We summarize radio and optical SETI programs based at the University of California, Berkeley.
The SEVENDIP optical pulse search looks for ns time scale pulses at visible wavelengths. It utilizes an automated 30
inch telescope, three ultra fast photo multiplier tubes and a coincidence detector. The target list includes F, G, K and M
stars, globular cluster and galaxies.
The ongoing SERENDIP V.v sky survey searches for radio signals at the 300 meter Arecibo Observatory. The currently
installed configuration supports 128 million channels over a 200 MHz bandwidth with ~1.6 Hz spectral resolution.

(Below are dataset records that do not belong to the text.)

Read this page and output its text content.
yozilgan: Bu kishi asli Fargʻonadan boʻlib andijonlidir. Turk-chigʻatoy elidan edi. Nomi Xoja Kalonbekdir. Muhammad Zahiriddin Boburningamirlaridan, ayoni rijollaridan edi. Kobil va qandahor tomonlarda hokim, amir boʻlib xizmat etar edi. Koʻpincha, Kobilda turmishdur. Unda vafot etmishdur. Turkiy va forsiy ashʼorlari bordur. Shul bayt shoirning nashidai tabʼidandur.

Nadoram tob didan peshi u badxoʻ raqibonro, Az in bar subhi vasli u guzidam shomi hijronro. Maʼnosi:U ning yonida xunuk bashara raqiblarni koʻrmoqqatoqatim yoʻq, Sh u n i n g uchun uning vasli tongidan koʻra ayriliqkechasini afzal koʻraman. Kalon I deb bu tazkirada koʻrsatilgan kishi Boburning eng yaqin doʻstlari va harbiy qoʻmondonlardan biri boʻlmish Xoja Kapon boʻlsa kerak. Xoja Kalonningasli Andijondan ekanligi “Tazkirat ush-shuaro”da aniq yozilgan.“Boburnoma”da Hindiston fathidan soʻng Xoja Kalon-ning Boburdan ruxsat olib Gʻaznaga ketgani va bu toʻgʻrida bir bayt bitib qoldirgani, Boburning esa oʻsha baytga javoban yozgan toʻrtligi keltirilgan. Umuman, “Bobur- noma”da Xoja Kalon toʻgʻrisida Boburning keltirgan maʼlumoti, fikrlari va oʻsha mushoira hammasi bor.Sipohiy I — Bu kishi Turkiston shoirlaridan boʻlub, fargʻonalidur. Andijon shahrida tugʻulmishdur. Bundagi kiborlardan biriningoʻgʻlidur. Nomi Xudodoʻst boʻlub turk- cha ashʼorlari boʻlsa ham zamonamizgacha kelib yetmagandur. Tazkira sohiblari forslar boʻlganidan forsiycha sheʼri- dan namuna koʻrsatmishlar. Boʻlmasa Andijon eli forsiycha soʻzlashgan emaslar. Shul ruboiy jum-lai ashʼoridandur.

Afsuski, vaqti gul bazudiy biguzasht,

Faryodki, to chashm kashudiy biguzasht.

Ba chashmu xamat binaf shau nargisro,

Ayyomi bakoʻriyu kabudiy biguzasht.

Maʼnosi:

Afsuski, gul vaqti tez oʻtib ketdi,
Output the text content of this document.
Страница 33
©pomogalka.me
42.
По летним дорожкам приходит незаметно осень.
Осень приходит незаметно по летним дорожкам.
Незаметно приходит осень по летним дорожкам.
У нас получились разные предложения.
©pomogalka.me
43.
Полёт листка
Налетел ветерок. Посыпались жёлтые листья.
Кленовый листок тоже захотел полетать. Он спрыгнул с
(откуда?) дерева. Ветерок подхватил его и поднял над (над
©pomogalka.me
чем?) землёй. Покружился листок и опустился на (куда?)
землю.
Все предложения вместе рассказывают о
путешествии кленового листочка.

Frequency stepping allows the spectrometer to cover the full 300MHz band of the Arecibo L-band receivers. The final
configuration will allow data from all 14 receivers in the Arecibo L-band Focal Array to be monitored simultaneously with
over 1.8 billion channels.
SETI@home uses the desktop computers of volunteers to analyze over 160 TB of data at taken at Arecibo. Over
6 million volunteers have run SETI@home during its 10 year history. The SETI@home sky survey is 10 times more
sensitive than SERENDIP V.v but it covers only a 2.5 MHz band, centered on 1420 MHz. SETI@home searches a
much wider parameter space, including 14 octaves of signal bandwidth and 15 octaves of pulse period with Doppler drift
corrections from -100 Hz/s to +100 Hz/s. SETI@home is being expanded to analyze data collected during observations of
Kepler objects of interest in May 2011.
The Astropulse project is the first SETI search for μs time scale pulses in the radio spectrum. Because short pulses are
dispersed by the interstellar medium, and the amount of dispersion is unknown, Astropulse must search through 30,000
possible dispersions. Substantial computing power is required to conduct this search, so the project uses volunteers and
their personal computers to carry out the computation (using distributed computing similar to SETI@home).
Keywords: radio instrumentation, FPGA spectrometers, SETI, optical SETI, Search for Extraterrestrial Intelligence, volunteer
computing, radio transients, optical transients.